Looks like we’re in for nasty weather. Hopefully, the Fed will save the day.
Investors will watch the latest on Treasury yields climbing above 3% and see how much higher they could climb, especially with the Federal Reserve statement this week. Traders will also be watching the latest out of earnings season. On the economic front, we have Crude Inventories, Manufacturing PMI, the Unemployment Rate, Non-Farm Payrolls and Average Hourly Earnings.
Treasury Yields: Last week saw 10 year Treasury yields climb above 3% for the first time in 4 years, which help to send the markets down over 1% over potential increases in borrowing. Investors will watch to see if yields continue to rise which would be a headwind for potential growth, sending markets lower. But since corporations used the tax cuts to repatriate money to go pay down debt and haven’t been issuing any bonds anymore, it’s sort of a surprise that the headlines would cause the drop.
Federal Reserve: On Wednesday (5/2), the Fed will release a statement where everybody will be waiting to see if the Federal Reserve decides to raise interest rates again. Right now, the odds are very low for the Fed to raise rates as we have already seen 1 interest rate raise this year. They are also expecting 3 rate hikes for the year. If the Fed does raise rates for the second time in 2018, we can expect to see significant volatility following the statement release. Some of the results of an interest rate increase include a strengthening in the US Dollar, a spike in Utilities & Financial companies, a weakening of foreign currencies, oil and metals. We would also see mortgage rates go up as Treasury yields will increase. If the Fed announces that there could be a 4th rate hike this year instead of 3, while not raising rates at this meeting, the points just mentioned could also happen. This statement will not be followed by a press conference.
May Day May Day: Banks across Europe (but not including the UK) will be closed on Tuesday (5/1) for Labor Day or May Day as it is also known. Banks in China will also be close for Labor Day. Japanese banks will be closed on Thursday (5/3) for Constitution Day and on Friday (5/4) for Greenery Day. Since it’s in the middle of the week, markets will likely not see outsized moves the day before or after the holiday in their respective countries, and the rest of Europe.
Oil: With oil in the forefront as it trades at 4 year highs. Traders will be watching the latest Crude oil Inventories release on Wednesday (5/2). Should inventories increase in the latest reading, we can expect to see the price of oil go down. Should we see inventories draw down more than anticipated, we can expect to see the cost of oil to go up. Energy companies will trade in line with the move in oil while transportation companies will trade inversely with the move. So if the price of oil goes up, transportation companies move lower. Markets will also watch the latest rhetoric out of the White House on the Irn agreement. If the deal disappeared and sanctions went back on, oil would be taken off the market pushing the price of black gold higher.

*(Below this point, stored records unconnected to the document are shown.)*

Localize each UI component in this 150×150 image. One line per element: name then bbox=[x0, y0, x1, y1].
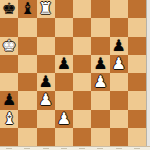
square-g4[interactable] bbox=[110, 73, 128, 91]
tick-mark bbox=[97, 148, 103, 149]
square-c1[interactable] bbox=[37, 128, 55, 146]
piece-black-pawn-c4[interactable]: ♟ bbox=[38, 73, 52, 91]
piece-white-pawn-g5[interactable]: ♟ bbox=[111, 55, 125, 73]
piece-black-bishop-b8[interactable]: ♝ bbox=[20, 0, 34, 18]
square-f6[interactable] bbox=[91, 37, 109, 55]
square-g7[interactable] bbox=[110, 18, 128, 36]
piece-white-bishop-a2[interactable]: ♝ bbox=[2, 110, 16, 128]
square-a2[interactable]: ♝ bbox=[0, 110, 18, 128]
piece-black-king-a8[interactable]: ♚ bbox=[2, 0, 16, 18]
square-g3[interactable] bbox=[110, 91, 128, 109]
square-b7[interactable] bbox=[18, 18, 36, 36]
square-c2[interactable] bbox=[37, 110, 55, 128]
square-c6[interactable] bbox=[37, 37, 55, 55]
square-h4[interactable] bbox=[128, 73, 146, 91]
square-d3[interactable] bbox=[55, 91, 73, 109]
square-e2[interactable] bbox=[73, 110, 91, 128]
tick-mark bbox=[6, 148, 12, 149]
square-b4[interactable] bbox=[18, 73, 36, 91]
square-a7[interactable] bbox=[0, 18, 18, 36]
square-h2[interactable] bbox=[128, 110, 146, 128]
piece-black-pawn-g6[interactable]: ♟ bbox=[111, 37, 125, 55]
square-f1[interactable] bbox=[91, 128, 109, 146]
square-d7[interactable] bbox=[55, 18, 73, 36]
square-b3[interactable] bbox=[18, 91, 36, 109]
square-g5[interactable]: ♟ bbox=[110, 55, 128, 73]
square-e1[interactable] bbox=[73, 128, 91, 146]
square-a6[interactable]: ♚ bbox=[0, 37, 18, 55]
square-g6[interactable]: ♟ bbox=[110, 37, 128, 55]
square-g1[interactable] bbox=[110, 128, 128, 146]
square-c8[interactable]: ♜ bbox=[37, 0, 55, 18]
piece-white-pawn-d2[interactable]: ♟ bbox=[57, 110, 71, 128]
board-bottom-margin bbox=[0, 146, 150, 150]
square-a5[interactable] bbox=[0, 55, 18, 73]
square-e7[interactable] bbox=[73, 18, 91, 36]
square-f7[interactable] bbox=[91, 18, 109, 36]
square-d2[interactable]: ♟ bbox=[55, 110, 73, 128]
square-a4[interactable] bbox=[0, 73, 18, 91]
square-f3[interactable] bbox=[91, 91, 109, 109]
square-f2[interactable] bbox=[91, 110, 109, 128]
square-a3[interactable]: ♟ bbox=[0, 91, 18, 109]
tick-mark bbox=[116, 148, 122, 149]
piece-white-pawn-c3[interactable]: ♟ bbox=[38, 91, 52, 109]
square-d5[interactable]: ♟ bbox=[55, 55, 73, 73]
square-c5[interactable] bbox=[37, 55, 55, 73]
chess-board: ♚♝♜♚♟♟♟♟♟♟♟♟♝♟ bbox=[0, 0, 146, 146]
tick-mark bbox=[61, 148, 67, 149]
square-a1[interactable] bbox=[0, 128, 18, 146]
tick-mark bbox=[24, 148, 30, 149]
square-c3[interactable]: ♟ bbox=[37, 91, 55, 109]
square-d1[interactable] bbox=[55, 128, 73, 146]
square-d4[interactable] bbox=[55, 73, 73, 91]
piece-white-rook-c8[interactable]: ♜ bbox=[38, 0, 52, 18]
square-a8[interactable]: ♚ bbox=[0, 0, 18, 18]
square-b1[interactable] bbox=[18, 128, 36, 146]
square-h1[interactable] bbox=[128, 128, 146, 146]
square-g8[interactable] bbox=[110, 0, 128, 18]
square-c4[interactable]: ♟ bbox=[37, 73, 55, 91]
square-e6[interactable] bbox=[73, 37, 91, 55]
square-d8[interactable] bbox=[55, 0, 73, 18]
square-f5[interactable]: ♟ bbox=[91, 55, 109, 73]
square-h3[interactable] bbox=[128, 91, 146, 109]
square-b2[interactable] bbox=[18, 110, 36, 128]
square-h5[interactable] bbox=[128, 55, 146, 73]
square-e5[interactable] bbox=[73, 55, 91, 73]
square-e8[interactable] bbox=[73, 0, 91, 18]
square-c7[interactable] bbox=[37, 18, 55, 36]
piece-black-pawn-a3[interactable]: ♟ bbox=[2, 91, 16, 109]
square-f8[interactable] bbox=[91, 0, 109, 18]
tick-mark bbox=[79, 148, 85, 149]
square-g2[interactable] bbox=[110, 110, 128, 128]
board-right-margin bbox=[146, 0, 150, 146]
square-e3[interactable] bbox=[73, 91, 91, 109]
tick-mark bbox=[134, 148, 140, 149]
square-d6[interactable] bbox=[55, 37, 73, 55]
square-f4[interactable]: ♟ bbox=[91, 73, 109, 91]
square-b8[interactable]: ♝ bbox=[18, 0, 36, 18]
piece-black-pawn-f5[interactable]: ♟ bbox=[93, 55, 107, 73]
page: ♚♝♜♚♟♟♟♟♟♟♟♟♝♟ bbox=[0, 0, 150, 150]
square-h7[interactable] bbox=[128, 18, 146, 36]
piece-white-king-a6[interactable]: ♚ bbox=[2, 37, 16, 55]
square-h8[interactable] bbox=[128, 0, 146, 18]
piece-white-pawn-f4[interactable]: ♟ bbox=[93, 73, 107, 91]
tick-mark bbox=[43, 148, 49, 149]
square-b5[interactable] bbox=[18, 55, 36, 73]
square-e4[interactable] bbox=[73, 73, 91, 91]
square-h6[interactable] bbox=[128, 37, 146, 55]
square-b6[interactable] bbox=[18, 37, 36, 55]
piece-black-pawn-d5[interactable]: ♟ bbox=[57, 55, 71, 73]
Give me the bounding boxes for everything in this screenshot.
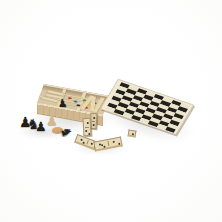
black-knight-lying: ♞ <box>59 126 74 140</box>
black-pawn-2: ♟ <box>35 120 47 133</box>
wooden-die <box>128 129 137 137</box>
domino-standing-front <box>83 118 92 136</box>
natural-wood-pawn: ♟ <box>46 114 58 127</box>
product-photo-wooden-game-set: ♟ ♟ ♞ ♟ ♟ ♞ <box>0 0 222 222</box>
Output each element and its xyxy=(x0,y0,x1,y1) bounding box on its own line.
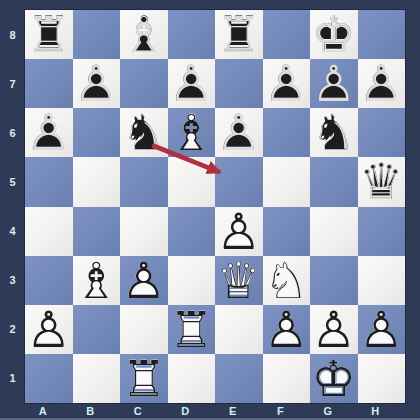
white-pawn[interactable]: ♟♙ xyxy=(358,305,406,354)
square-a2[interactable]: ♟♙ xyxy=(25,305,73,354)
square-f5[interactable] xyxy=(263,157,311,206)
black-rook-glyph: ♜ xyxy=(26,10,71,60)
square-d3[interactable] xyxy=(168,256,216,305)
square-d5[interactable] xyxy=(168,157,216,206)
white-pawn[interactable]: ♟♙ xyxy=(310,305,358,354)
black-pawn-glyph: ♟ xyxy=(169,59,214,109)
black-bishop-glyph: ♝ xyxy=(121,10,166,60)
black-rook-outline: ♖ xyxy=(26,10,71,60)
black-rook-glyph: ♜ xyxy=(216,10,261,60)
white-bishop-outline: ♗ xyxy=(74,256,119,306)
square-b5[interactable] xyxy=(73,157,121,206)
square-a1[interactable] xyxy=(25,354,73,403)
white-pawn-glyph: ♟ xyxy=(216,207,261,257)
black-king-glyph: ♚ xyxy=(311,10,356,60)
white-pawn-glyph: ♟ xyxy=(26,305,71,355)
black-pawn-glyph: ♟ xyxy=(311,59,356,109)
black-knight-glyph: ♞ xyxy=(311,108,356,158)
black-pawn-glyph: ♟ xyxy=(264,59,309,109)
white-pawn-glyph: ♟ xyxy=(121,256,166,306)
white-pawn[interactable]: ♟♙ xyxy=(215,207,263,256)
black-pawn[interactable]: ♟♙ xyxy=(73,59,121,108)
rank-label-6: 6 xyxy=(0,127,25,138)
white-pawn[interactable]: ♟♙ xyxy=(25,305,73,354)
black-pawn[interactable]: ♟♙ xyxy=(168,59,216,108)
chess-board-frame: ♜♖♝♗♜♖♚♔♟♙♟♙♟♙♟♙♟♙♟♙♞♘♝♗♟♙♞♘♛♕♟♙♝♗♟♙♛♕♞♘… xyxy=(0,0,420,420)
file-label-e: E xyxy=(223,405,243,420)
square-a8[interactable]: ♜♖ xyxy=(25,10,73,59)
square-c8[interactable]: ♝♗ xyxy=(120,10,168,59)
file-label-d: D xyxy=(175,405,195,420)
square-f2[interactable]: ♟♙ xyxy=(263,305,311,354)
rank-label-4: 4 xyxy=(0,226,25,237)
square-d8[interactable] xyxy=(168,10,216,59)
square-e7[interactable] xyxy=(215,59,263,108)
square-a5[interactable] xyxy=(25,157,73,206)
file-label-a: A xyxy=(33,405,53,420)
square-b1[interactable] xyxy=(73,354,121,403)
white-pawn-outline: ♙ xyxy=(216,207,261,257)
black-pawn-outline: ♙ xyxy=(169,59,214,109)
black-queen[interactable]: ♛♕ xyxy=(358,157,406,206)
black-pawn[interactable]: ♟♙ xyxy=(25,108,73,157)
black-pawn-glyph: ♟ xyxy=(26,108,71,158)
square-f8[interactable] xyxy=(263,10,311,59)
black-pawn[interactable]: ♟♙ xyxy=(358,59,406,108)
square-d1[interactable] xyxy=(168,354,216,403)
square-e1[interactable] xyxy=(215,354,263,403)
white-rook-glyph: ♜ xyxy=(169,305,214,355)
chess-board: ♜♖♝♗♜♖♚♔♟♙♟♙♟♙♟♙♟♙♟♙♞♘♝♗♟♙♞♘♛♕♟♙♝♗♟♙♛♕♞♘… xyxy=(25,10,405,403)
black-pawn[interactable]: ♟♙ xyxy=(263,59,311,108)
square-d7[interactable]: ♟♙ xyxy=(168,59,216,108)
black-king-outline: ♔ xyxy=(311,10,356,60)
white-bishop[interactable]: ♝♗ xyxy=(73,256,121,305)
black-rook[interactable]: ♜♖ xyxy=(215,10,263,59)
black-knight-glyph: ♞ xyxy=(121,108,166,158)
square-a7[interactable] xyxy=(25,59,73,108)
black-queen-outline: ♕ xyxy=(359,157,404,207)
square-h1[interactable] xyxy=(358,354,406,403)
square-d4[interactable] xyxy=(168,207,216,256)
white-bishop-glyph: ♝ xyxy=(74,256,119,306)
square-b4[interactable] xyxy=(73,207,121,256)
black-pawn-outline: ♙ xyxy=(359,59,404,109)
square-f1[interactable] xyxy=(263,354,311,403)
white-pawn-glyph: ♟ xyxy=(264,305,309,355)
square-a3[interactable] xyxy=(25,256,73,305)
white-pawn-outline: ♙ xyxy=(121,256,166,306)
file-label-c: C xyxy=(128,405,148,420)
white-pawn[interactable]: ♟♙ xyxy=(263,305,311,354)
square-g7[interactable]: ♟♙ xyxy=(310,59,358,108)
file-label-b: B xyxy=(80,405,100,420)
square-b6[interactable] xyxy=(73,108,121,157)
square-e2[interactable] xyxy=(215,305,263,354)
black-pawn[interactable]: ♟♙ xyxy=(215,108,263,157)
square-h7[interactable]: ♟♙ xyxy=(358,59,406,108)
white-queen-glyph: ♛ xyxy=(216,256,261,306)
black-bishop[interactable]: ♝♗ xyxy=(120,10,168,59)
white-rook-outline: ♖ xyxy=(169,305,214,355)
square-f3[interactable]: ♞♘ xyxy=(263,256,311,305)
black-pawn-outline: ♙ xyxy=(311,59,356,109)
black-knight-outline: ♘ xyxy=(311,108,356,158)
white-pawn-glyph: ♟ xyxy=(359,305,404,355)
square-f6[interactable] xyxy=(263,108,311,157)
square-f7[interactable]: ♟♙ xyxy=(263,59,311,108)
white-bishop[interactable]: ♝♗ xyxy=(168,108,216,157)
square-e5[interactable] xyxy=(215,157,263,206)
square-g6[interactable]: ♞♘ xyxy=(310,108,358,157)
file-label-g: G xyxy=(318,405,338,420)
square-c4[interactable] xyxy=(120,207,168,256)
square-h8[interactable] xyxy=(358,10,406,59)
square-b2[interactable] xyxy=(73,305,121,354)
square-c6[interactable]: ♞♘ xyxy=(120,108,168,157)
white-rook[interactable]: ♜♖ xyxy=(168,305,216,354)
square-e8[interactable]: ♜♖ xyxy=(215,10,263,59)
black-pawn-outline: ♙ xyxy=(26,108,71,158)
black-king[interactable]: ♚♔ xyxy=(310,10,358,59)
square-h3[interactable] xyxy=(358,256,406,305)
square-h2[interactable]: ♟♙ xyxy=(358,305,406,354)
square-a6[interactable]: ♟♙ xyxy=(25,108,73,157)
square-a4[interactable] xyxy=(25,207,73,256)
square-c1[interactable]: ♜♖ xyxy=(120,354,168,403)
black-pawn-outline: ♙ xyxy=(216,108,261,158)
rank-label-5: 5 xyxy=(0,176,25,187)
square-g4[interactable] xyxy=(310,207,358,256)
black-rook[interactable]: ♜♖ xyxy=(25,10,73,59)
white-queen-outline: ♕ xyxy=(216,256,261,306)
square-g5[interactable] xyxy=(310,157,358,206)
square-c2[interactable] xyxy=(120,305,168,354)
white-knight[interactable]: ♞♘ xyxy=(263,256,311,305)
black-queen-glyph: ♛ xyxy=(359,157,404,207)
square-h5[interactable]: ♛♕ xyxy=(358,157,406,206)
file-label-h: H xyxy=(365,405,385,420)
white-rook-glyph: ♜ xyxy=(121,354,166,404)
black-knight-outline: ♘ xyxy=(121,108,166,158)
white-rook[interactable]: ♜♖ xyxy=(120,354,168,403)
square-h6[interactable] xyxy=(358,108,406,157)
black-pawn-glyph: ♟ xyxy=(359,59,404,109)
black-knight[interactable]: ♞♘ xyxy=(120,108,168,157)
black-pawn-glyph: ♟ xyxy=(216,108,261,158)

Non-Farm Payrolls & Unemployment Rate: Non-Farm Payrolls, the Unemployment Rate and Average Hourly Earnings for April are scheduled to be released this Friday (5/3). Should the figure show that the economy created more jobs than expected, or if average hourly earnings jumped higher, we will likely see the markets go higher, the US Dollar go higher and oil go lower. Should these numbers disappoint, the markets will likely go lower along with the US Dollar. Economists will also be looking for any signs that last year’s tax cuts have increased wage growth, or if the savings all just went into dividends and share buy backs. Like in previous months, the Unemployment Rate may drop but average hourly earnings will continue to stagnate as additional part time workers at Amazon will only be paid minimum wage until a robot can do it for cheaper.
Earnings: Earnings continues with 143 S&P 500 companies and 5 Dow components scheduled to announce earnings this week. So far, 267 S&P 500 companies have announced earnings. Traders will continue to see individual stocks have huge price swings if a company’s earnings outpaces or fall short of what the street expected. According to Thomson Reuters I/B/E/S, we have now seen 53% of S&P 500 companies report 1st quarter earnings so far. Of them, 74% reported revenue above expectations while 79% have reported earnings above expectations. This week has some heavy hitters including McDonalds, and Apple.